JOHN SHAW: Pottery acts just like a magnetic tape recorder. It records the Earth's magnetic field when the pottery is first made.
NARRATOR: An ancient pot is a magnetic time capsule. John Shaw has learned how to extract from it a precise measurement of the strength of the magnetic field as it was in antiquity.
Like volcanic rock, clay contains tiny pieces of an iron-based mineral called magnetite. At the microscopic level, magnetite contains lots of distinct magnetic regions, in effect, tiny magnets. But in raw clay, these microscopic magnets all point in different directions, so they fail to create an overall magnetic field. That means a lump of clay on the potter's wheel is not, itself, magnetic. Not yet, anyway.
JOHN SHAW: Now the interesting part is when the pot's fired.

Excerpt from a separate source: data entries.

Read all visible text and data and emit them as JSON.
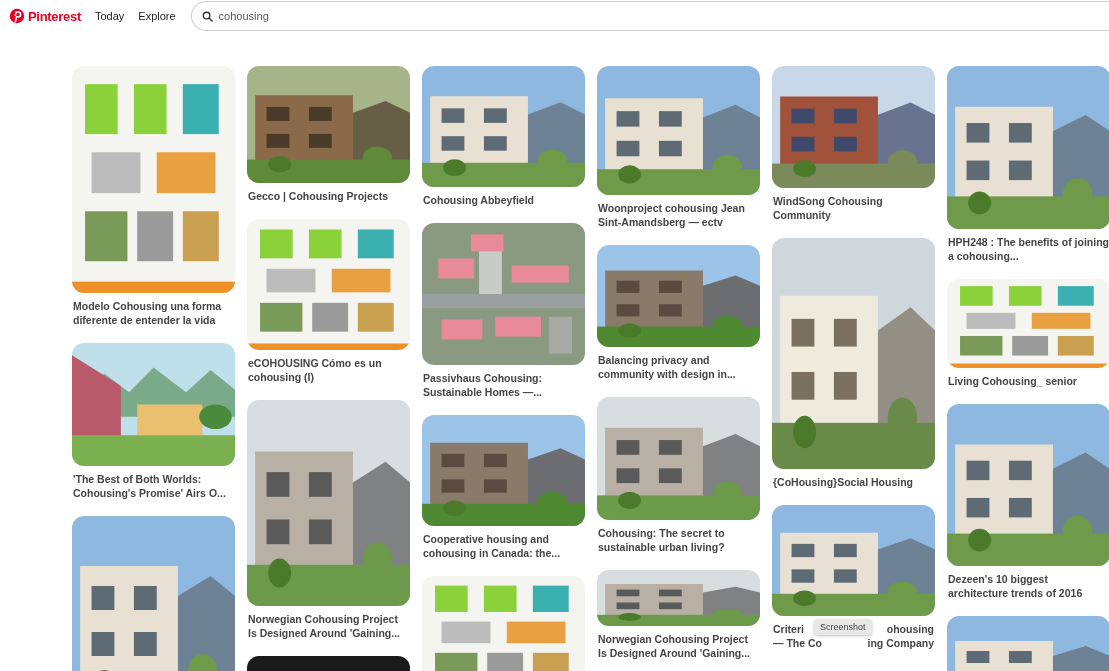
{
  "header": {
    "brand": "Pinterest",
    "nav": [
      {
        "label": "Today"
      },
      {
        "label": "Explore"
      }
    ],
    "search": {
      "value": "cohousing"
    }
  },
  "columns": [
    {
      "pins": [
        {
          "kind": "picture",
          "caption": "Modelo Cohousing una forma diferente de entender la vida"
        },
        {
          "kind": "picture",
          "caption": "'The Best of Both Worlds: Cohousing's Promise' Airs O..."
        },
        {
          "kind": "picture"
        }
      ]
    },
    {
      "pins": [
        {
          "kind": "picture",
          "caption": "Gecco | Cohousing Projects"
        },
        {
          "kind": "picture",
          "caption": "eCOHOUSING Cómo es un cohousing (I)"
        },
        {
          "kind": "picture",
          "caption": "Norwegian Cohousing Project Is Designed Around 'Gaining..."
        },
        {
          "kind": "picture"
        }
      ]
    },
    {
      "pins": [
        {
          "kind": "picture",
          "caption": "Cohousing Abbeyfield"
        },
        {
          "kind": "picture",
          "caption": "Passivhaus Cohousing: Sustainable Homes —..."
        },
        {
          "kind": "picture",
          "caption": "Cooperative housing and cohousing in Canada: the..."
        },
        {
          "kind": "picture"
        }
      ]
    },
    {
      "pins": [
        {
          "kind": "picture",
          "caption": "Woonproject cohousing Jean Sint-Amandsberg — ectv"
        },
        {
          "kind": "picture",
          "caption": "Balancing privacy and community with design in..."
        },
        {
          "kind": "picture",
          "caption": "Cohousing: The secret to sustainable urban living?"
        },
        {
          "kind": "picture",
          "caption": "Norwegian Cohousing Project Is Designed Around 'Gaining..."
        }
      ]
    },
    {
      "pins": [
        {
          "kind": "picture",
          "caption": "WindSong Cohousing Community"
        },
        {
          "kind": "picture",
          "caption": "{CoHousing}Social Housing"
        },
        {
          "kind": "picture",
          "caption_fragments": [
            [
              "Criteri",
              "ohousing"
            ],
            [
              "— The Co",
              "ing Company"
            ]
          ],
          "tooltip": "Screenshot"
        }
      ]
    },
    {
      "pins": [
        {
          "kind": "picture",
          "caption": "HPH248 : The benefits of joining a cohousing..."
        },
        {
          "kind": "picture",
          "caption": "Living Cohousing_ senior"
        },
        {
          "kind": "picture",
          "caption": "Dezeen's 10 biggest architecture trends of 2016"
        },
        {
          "kind": "picture"
        }
      ]
    }
  ]
}
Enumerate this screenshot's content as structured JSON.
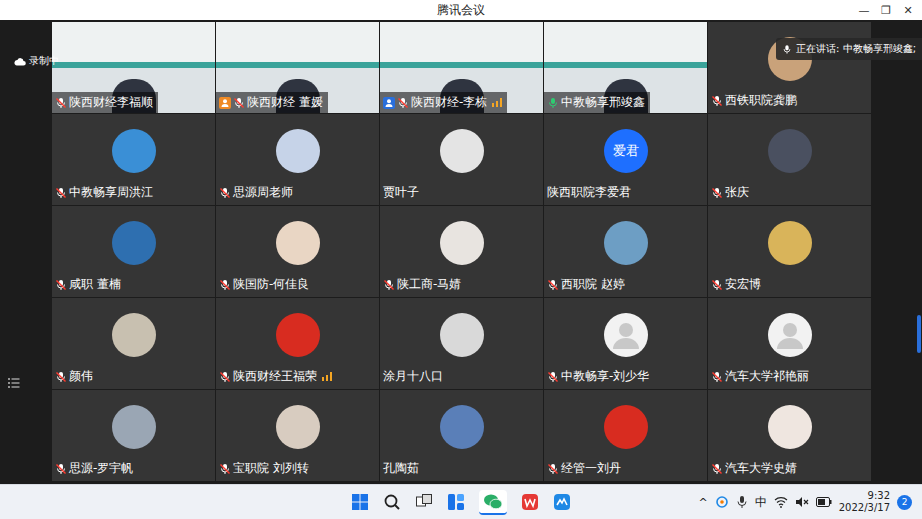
{
  "window": {
    "title": "腾讯会议",
    "controls": [
      "—",
      "❐",
      "✕"
    ]
  },
  "recording": {
    "label": "录制中"
  },
  "speaking": {
    "label": "正在讲话: 中教畅享邢竣鑫;"
  },
  "participants": [
    {
      "name": "陕西财经李福顺",
      "kind": "video",
      "mic": "muted",
      "role": "none",
      "signal": false
    },
    {
      "name": "陕西财经 董媛",
      "kind": "video",
      "mic": "muted",
      "role": "host",
      "signal": false
    },
    {
      "name": "陕西财经-李栋",
      "kind": "video",
      "mic": "muted",
      "role": "cohost",
      "signal": true
    },
    {
      "name": "中教畅享邢竣鑫",
      "kind": "video",
      "mic": "speaking",
      "role": "none",
      "signal": false
    },
    {
      "name": "西铁职院龚鹏",
      "kind": "photo",
      "mic": "muted",
      "role": "none",
      "signal": false,
      "color": "#c9a27a"
    },
    {
      "name": "中教畅享周洪江",
      "kind": "photo",
      "mic": "muted",
      "role": "none",
      "signal": false,
      "color": "#3a8fd6"
    },
    {
      "name": "思源周老师",
      "kind": "photo",
      "mic": "muted",
      "role": "none",
      "signal": false,
      "color": "#c6d3e8"
    },
    {
      "name": "贾叶子",
      "kind": "photo",
      "mic": "none",
      "role": "none",
      "signal": false,
      "color": "#e4e4e4"
    },
    {
      "name": "陕西职院李爱君",
      "kind": "text",
      "mic": "none",
      "role": "none",
      "signal": false,
      "color": "#1e6fff",
      "avatar_text": "爱君"
    },
    {
      "name": "张庆",
      "kind": "photo",
      "mic": "muted",
      "role": "none",
      "signal": false,
      "color": "#4a5060"
    },
    {
      "name": "咸职 董楠",
      "kind": "photo",
      "mic": "muted",
      "role": "none",
      "signal": false,
      "color": "#2e6fb0"
    },
    {
      "name": "陕国防-何佳良",
      "kind": "photo",
      "mic": "muted",
      "role": "none",
      "signal": false,
      "color": "#e9d6c4"
    },
    {
      "name": "陕工商-马婧",
      "kind": "photo",
      "mic": "muted",
      "role": "none",
      "signal": false,
      "color": "#e8e4e0"
    },
    {
      "name": "西职院 赵婷",
      "kind": "photo",
      "mic": "muted",
      "role": "none",
      "signal": false,
      "color": "#6d9ec4"
    },
    {
      "name": "安宏博",
      "kind": "photo",
      "mic": "muted",
      "role": "none",
      "signal": false,
      "color": "#d9b45a"
    },
    {
      "name": "颜伟ゞ",
      "kind": "photo",
      "mic": "muted",
      "role": "none",
      "signal": false,
      "color": "#c8c0b0"
    },
    {
      "name": "陕西财经王福荣",
      "kind": "photo",
      "mic": "muted",
      "role": "none",
      "signal": true,
      "color": "#d82c20"
    },
    {
      "name": "涂月十八口",
      "kind": "photo",
      "mic": "none",
      "role": "none",
      "signal": false,
      "color": "#d9d9d9"
    },
    {
      "name": "中教畅享-刘少华",
      "kind": "default",
      "mic": "muted",
      "role": "none",
      "signal": false
    },
    {
      "name": "汽车大学祁艳丽",
      "kind": "default",
      "mic": "muted",
      "role": "none",
      "signal": false
    },
    {
      "name": "思源-罗宇帆",
      "kind": "photo",
      "mic": "muted",
      "role": "none",
      "signal": false,
      "color": "#9aa6b4"
    },
    {
      "name": "宝职院 刘列转",
      "kind": "photo",
      "mic": "muted",
      "role": "none",
      "signal": false,
      "color": "#d8ccc0"
    },
    {
      "name": "孔陶茹",
      "kind": "photo",
      "mic": "none",
      "role": "none",
      "signal": false,
      "color": "#5a7fb8"
    },
    {
      "name": "经管一刘丹",
      "kind": "photo",
      "mic": "muted",
      "role": "none",
      "signal": false,
      "color": "#d82c20"
    },
    {
      "name": "汽车大学史婧",
      "kind": "photo",
      "mic": "muted",
      "role": "none",
      "signal": false,
      "color": "#efe6e0"
    }
  ],
  "taskbar": {
    "caret": "^",
    "ime": "中",
    "time": "9:32",
    "date": "2022/3/17",
    "notifications": "2"
  }
}
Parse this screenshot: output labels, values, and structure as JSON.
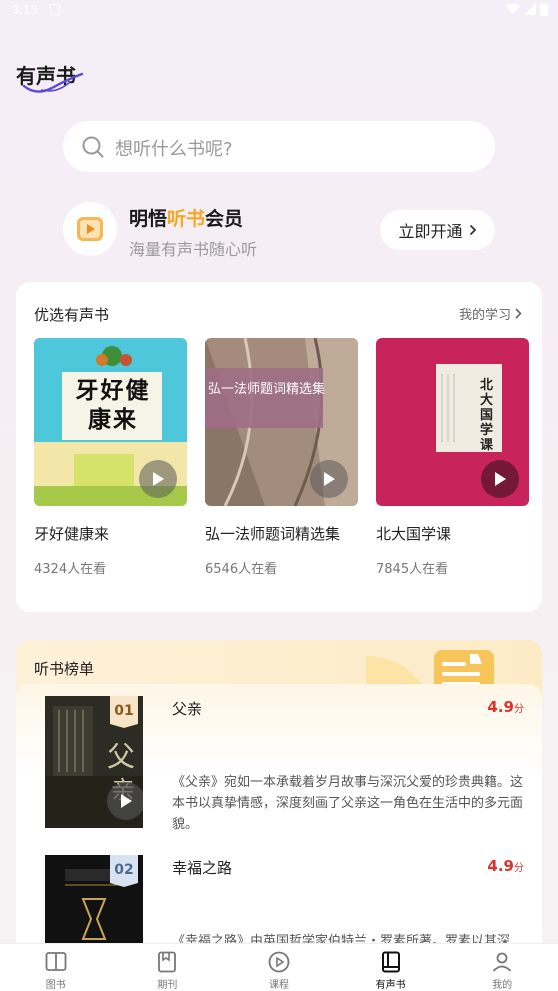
{
  "status": {
    "time": "3:13"
  },
  "brand": {
    "title": "有声书"
  },
  "search": {
    "placeholder": "想听什么书呢?"
  },
  "vip": {
    "title_prefix": "明悟",
    "title_highlight": "听书",
    "title_suffix": "会员",
    "subtitle": "海量有声书随心听",
    "button": "立即开通"
  },
  "featured": {
    "header": "优选有声书",
    "more": "我的学习",
    "books": [
      {
        "name": "牙好健康来",
        "listeners": "4324人在看",
        "cover_text": "牙好健康来"
      },
      {
        "name": "弘一法师题词精选集",
        "listeners": "6546人在看",
        "cover_text": "弘一法师题词精选集"
      },
      {
        "name": "北大国学课",
        "listeners": "7845人在看",
        "cover_text": "北大国学课"
      }
    ]
  },
  "ranking": {
    "header": "听书榜单",
    "items": [
      {
        "rank": "01",
        "title": "父亲",
        "score": "4.9",
        "unit": "分",
        "desc": "《父亲》宛如一本承载着岁月故事与深沉父爱的珍贵典籍。这本书以真挚情感，深度刻画了父亲这一角色在生活中的多元面貌。"
      },
      {
        "rank": "02",
        "title": "幸福之路",
        "score": "4.9",
        "unit": "分",
        "desc": "《幸福之路》由英国哲学家伯特兰・罗素所著。罗素以其深"
      }
    ]
  },
  "tabs": [
    {
      "label": "图书",
      "icon": "book-open-icon"
    },
    {
      "label": "期刊",
      "icon": "journal-icon"
    },
    {
      "label": "课程",
      "icon": "play-circle-icon"
    },
    {
      "label": "有声书",
      "icon": "audiobook-icon",
      "active": true
    },
    {
      "label": "我的",
      "icon": "user-icon"
    }
  ],
  "colors": {
    "accent": "#f5a623",
    "score": "#e0302c"
  }
}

NARRATOR: The intense heat in the kiln erases all the magnetic regions. But as the pot begins to cool, new magnetic regions form in the magnetite. And as the regions reform, they align with the Earth's magnetic field, just like compass needles. With millions of tiny magnets all pointing in the same general direction, the pot itself becomes slightly magnetic. Once it has cooled, the magnetism is locked in.
JOHN SHAW: So if we take an ancient pot like this one, which is from Peru, when it cooled for the first time, it cooled in the Earth's ancient magnetic field and it became magnetized in that field. And of course, if the field's very strong, then the pot's strongly magnetized, and if the field's very weak, then the pot's weakly magnetized.